Detroit: Where did it all go wrong?
Detroit has filed for bankruptcy, unable to pay $18.5bn (€27.4bn) in debts. How did the city of Motown and the car industry sink so low?
It shouldn't have come to this. Detroit was once the pride of America; home of the car industry, and centre of the Motown music scene. In the 1950s 1.8 million people called the city, on the Canadian border, their home.
But it has all gone terribly wrong, with the city now unable to pay its $18.5bn debt. On Thursday the city was forced to declare itself bankrupt – the largest municipal bankruptcy in history.
"This is a difficult step," said Rick Snyder, governor of Michigan. "But it's the only viable option to address a problem that has been six decades in the making."
Once a bustling beacon of industrial might, the city is now a poster child for urban decay, its landscape littered with abandoned skyscrapers, factories and homes.
Crime has soared and the murder rate is at a 40 year high; the council has literally been unable to keep the lights on, and 40 per cent of all street lights are out of order.
Now a third of Detroit's 700,000 residents live in poverty and about a fifth are unemployed. The population has fallen by 60 per cent since its 1950s peak, as those able to leave the city do so. As a result, the educated people able to contribute to the economy, run businesses and pay their taxes have moved out, leaving behind those reliant on the state.
Almost 80,000 homes are empty, and more than half of the owners of Detroit's 305,000 properties failed to pay their 2011 tax bills, exacerbating the city's financial crisis.
The exodus from the city stemmed from race riots in the 1960s – in particular the July 1967 riots, which killed 43, left 467 injured, and destroyed over 2,000 buildings when the army were sent in to quell the violence.
The trickle of departure became a flood, and with it went the businesses.
The collapse of the motoring industry played a part over the years, as car manufacturers went through round after round of mass layoffs as factories were automated or outsourced and Asian competitors siphoned away market share.
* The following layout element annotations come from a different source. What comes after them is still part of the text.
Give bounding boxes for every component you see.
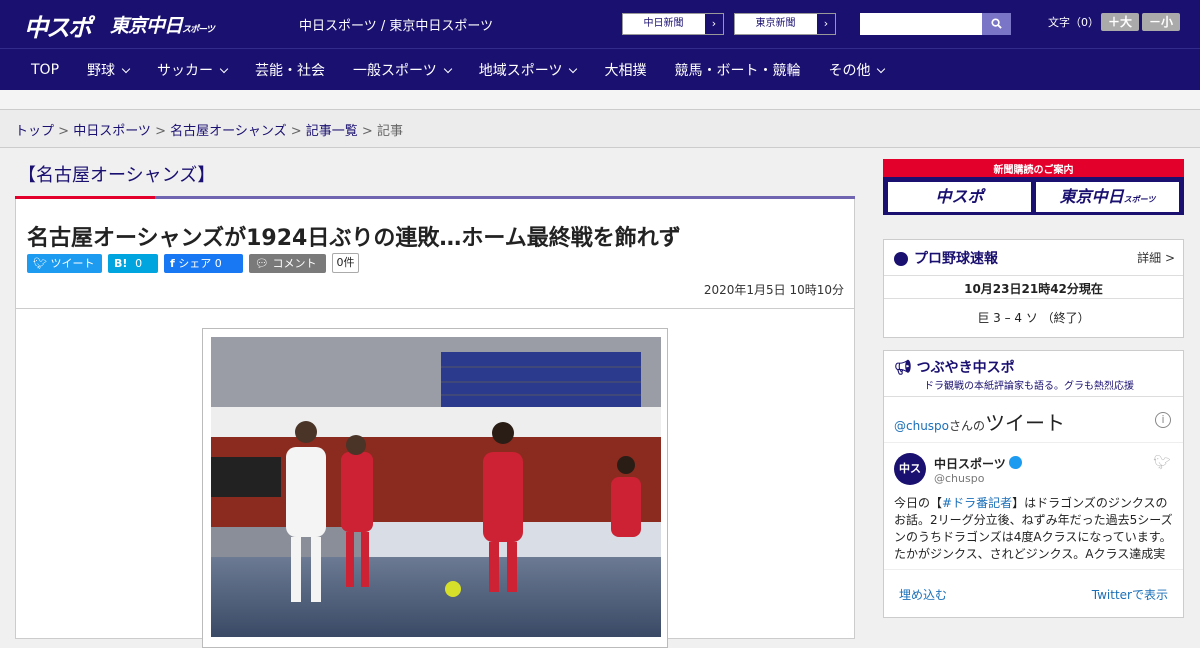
baseball-header: プロ野球速報 詳細 >: [884, 240, 1183, 276]
ad-strip: [0, 90, 1200, 110]
twitter-panel: 📢︎ つぶやき中スポ ドラ観戦の本紙評論家も語る。グラも熱烈応援 @chuspo…: [883, 350, 1184, 618]
nav-local-sports[interactable]: 地域スポーツ: [479, 60, 578, 80]
embed-link[interactable]: 埋め込む: [899, 588, 947, 602]
breadcrumb-top[interactable]: トップ: [15, 124, 54, 139]
main-nav: TOP 野球 サッカー 芸能・社会 一般スポーツ 地域スポーツ 大相撲 競馬・ボ…: [0, 48, 1200, 90]
twitter-panel-title: 📢︎ つぶやき中スポ: [894, 360, 1015, 376]
breadcrumb: トップ > 中日スポーツ > 名古屋オーシャンズ > 記事一覧 > 記事: [0, 110, 1200, 148]
tokyo-shimbun-link[interactable]: 東京新聞 ›: [734, 13, 836, 35]
facebook-icon: f: [170, 257, 175, 270]
tokyo-chunichi-logo[interactable]: 東京中日スポーツ: [110, 11, 215, 38]
view-on-twitter-link[interactable]: Twitterで表示: [1092, 586, 1168, 603]
twitter-panel-footer: 埋め込む Twitterで表示: [884, 569, 1183, 617]
timeline-handle[interactable]: @chuspo: [894, 419, 949, 433]
tweet-author-handle[interactable]: @chuspo: [934, 472, 984, 485]
twitter-panel-subtitle: ドラ観戦の本紙評論家も語る。グラも熱烈応援: [924, 381, 1134, 392]
article-column: 【名古屋オーシャンズ】 名古屋オーシャンズが1924日ぶりの連敗…ホーム最終戦を…: [15, 150, 855, 648]
search-icon: [991, 18, 1002, 29]
nav-soccer[interactable]: サッカー: [157, 60, 229, 80]
article-header: 名古屋オーシャンズが1924日ぶりの連敗…ホーム最終戦を飾れず 🐦︎ ツイート …: [15, 199, 855, 309]
font-larger-button[interactable]: ＋大: [1101, 13, 1139, 31]
tweet-text: 今日の【#ドラ番記者】はドラゴンズのジンクスのお話。2リーグ分立後、ねずみ年だっ…: [894, 496, 1173, 561]
breadcrumb-oceans[interactable]: 名古屋オーシャンズ: [170, 124, 286, 139]
article-photo[interactable]: [211, 337, 661, 637]
baseball-icon: [894, 252, 908, 266]
nav-general-sports[interactable]: 一般スポーツ: [353, 60, 452, 80]
breadcrumb-chuspo[interactable]: 中日スポーツ: [73, 124, 151, 139]
search-button[interactable]: [982, 13, 1011, 35]
section-title: 【名古屋オーシャンズ】: [18, 165, 216, 186]
chevron-down-icon: [121, 64, 131, 73]
subscribe-banner[interactable]: 新聞購読のご案内 中スポ 東京中日スポーツ: [883, 159, 1184, 215]
tweet-button[interactable]: 🐦︎ ツイート: [27, 254, 102, 273]
baseball-detail-link[interactable]: 詳細 >: [1137, 249, 1175, 266]
chevron-right-icon: ›: [704, 14, 723, 34]
breadcrumb-current: 記事: [376, 124, 403, 139]
chevron-right-icon: ›: [816, 14, 835, 34]
chuspo-logo[interactable]: 中スポ: [24, 8, 92, 43]
verified-icon: [1009, 456, 1022, 469]
chevron-down-icon: [569, 64, 578, 73]
info-icon[interactable]: i: [1155, 412, 1171, 428]
twitter-bird-icon: 🐦︎: [1153, 455, 1171, 471]
subscribe-chuspo-button[interactable]: 中スポ: [888, 182, 1031, 212]
comment-count: 0件: [332, 253, 359, 273]
font-size-label: 文字（0）: [1048, 16, 1099, 29]
photo-frame: [202, 328, 668, 648]
baseball-score[interactable]: 巨 3 – 4 ソ （終了）: [884, 299, 1183, 326]
breadcrumb-articles[interactable]: 記事一覧: [306, 124, 358, 139]
twitter-bird-icon: 🐦︎: [33, 257, 47, 270]
publish-date: 2020年1月5日 10時10分: [703, 283, 844, 297]
chevron-down-icon: [219, 64, 229, 73]
nav-sumo[interactable]: 大相撲: [604, 60, 646, 80]
article-title: 名古屋オーシャンズが1924日ぶりの連敗…ホーム最終戦を飾れず: [27, 226, 681, 251]
tweet-author-name[interactable]: 中日スポーツ: [934, 455, 1006, 472]
subscribe-title: 新聞購読のご案内: [993, 165, 1074, 176]
search-input[interactable]: [860, 13, 982, 35]
chevron-down-icon: [443, 64, 452, 73]
site-title[interactable]: 中日スポーツ / 東京中日スポーツ: [299, 15, 493, 34]
megaphone-icon: 📢︎: [894, 360, 912, 376]
font-smaller-button[interactable]: －小: [1142, 13, 1180, 31]
subscribe-tokyo-button[interactable]: 東京中日スポーツ: [1036, 182, 1179, 212]
chunichi-shimbun-link[interactable]: 中日新聞 ›: [622, 13, 724, 35]
twitter-panel-header: 📢︎ つぶやき中スポ ドラ観戦の本紙評論家も語る。グラも熱烈応援: [884, 351, 1183, 397]
nav-racing[interactable]: 競馬・ボート・競輪: [674, 60, 800, 80]
nav-entertainment[interactable]: 芸能・社会: [255, 60, 325, 80]
comment-bubble-icon: 💬︎: [255, 257, 269, 270]
top-header: 中スポ 東京中日スポーツ 中日スポーツ / 東京中日スポーツ 中日新聞 › 東京新…: [0, 0, 1200, 48]
nav-top[interactable]: TOP: [31, 62, 59, 78]
nav-baseball[interactable]: 野球: [87, 60, 131, 80]
facebook-share-button[interactable]: f シェア 0: [164, 254, 243, 273]
hashtag-link[interactable]: #ドラ番記者: [942, 496, 1012, 510]
chevron-down-icon: [877, 64, 886, 73]
tweet[interactable]: 中ス 中日スポーツ @chuspo 🐦︎ 今日の【#ドラ番記者】はドラゴンズのジ…: [884, 443, 1183, 569]
nav-other[interactable]: その他: [828, 60, 886, 80]
avatar[interactable]: 中ス: [894, 453, 926, 485]
futsal-players-image: [211, 337, 661, 637]
photo-section: [15, 309, 855, 648]
timeline-header: @chuspoさんのツイート i: [884, 397, 1183, 443]
timeline-label: ツイート: [985, 411, 1066, 435]
baseball-update-time: 10月23日21時42分現在: [884, 276, 1183, 299]
baseball-score-panel: プロ野球速報 詳細 > 10月23日21時42分現在 巨 3 – 4 ソ （終了…: [883, 239, 1184, 338]
hatena-bookmark-button[interactable]: B! 0: [108, 254, 158, 273]
comment-button[interactable]: 💬︎ コメント: [249, 254, 326, 273]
President Barack Obama's decision to prop up the drowning General Motors in 2009 saved the main company, however, and GM has, since 2010, returned to being profitable.
But perhaps just as damaging than population flight and car manufacturing problems was the general mismanagement of the city's finances.
The city has been borrowing money to pay its bills for more than a decade, a short-sighted move that further depleted its coffers.
Some 38 cents of every city dollar was going to debt repayment and obligations like pensions, and that was projected to hit 65 cents on the dollar by 2017.
Detroit's municipal government is crippled by its pension bills for staff – the city owes $9 billion to the pension fund.
A plan devised in June called for city-employed retirees to accept less than 10 per cent of what they were owed under pension plans. But earlier this week the city's two pension funds sued Detroit's state-appointed emergency manager in an attempt to stop the cuts in retirement pay. An insurance group also threatened legal action.
Meanwhile, life in the city has got increasingly poor.
Only a third of ambulances are in working order, and police take an average of 58 minutes to arrive on crime scenes. Anyone who can leave has done so.
The governor of Michigan summed the situation up neatly.
"The citizens of Detroit need and deserve a clear road out of the cycle of ever-decreasing services," he said.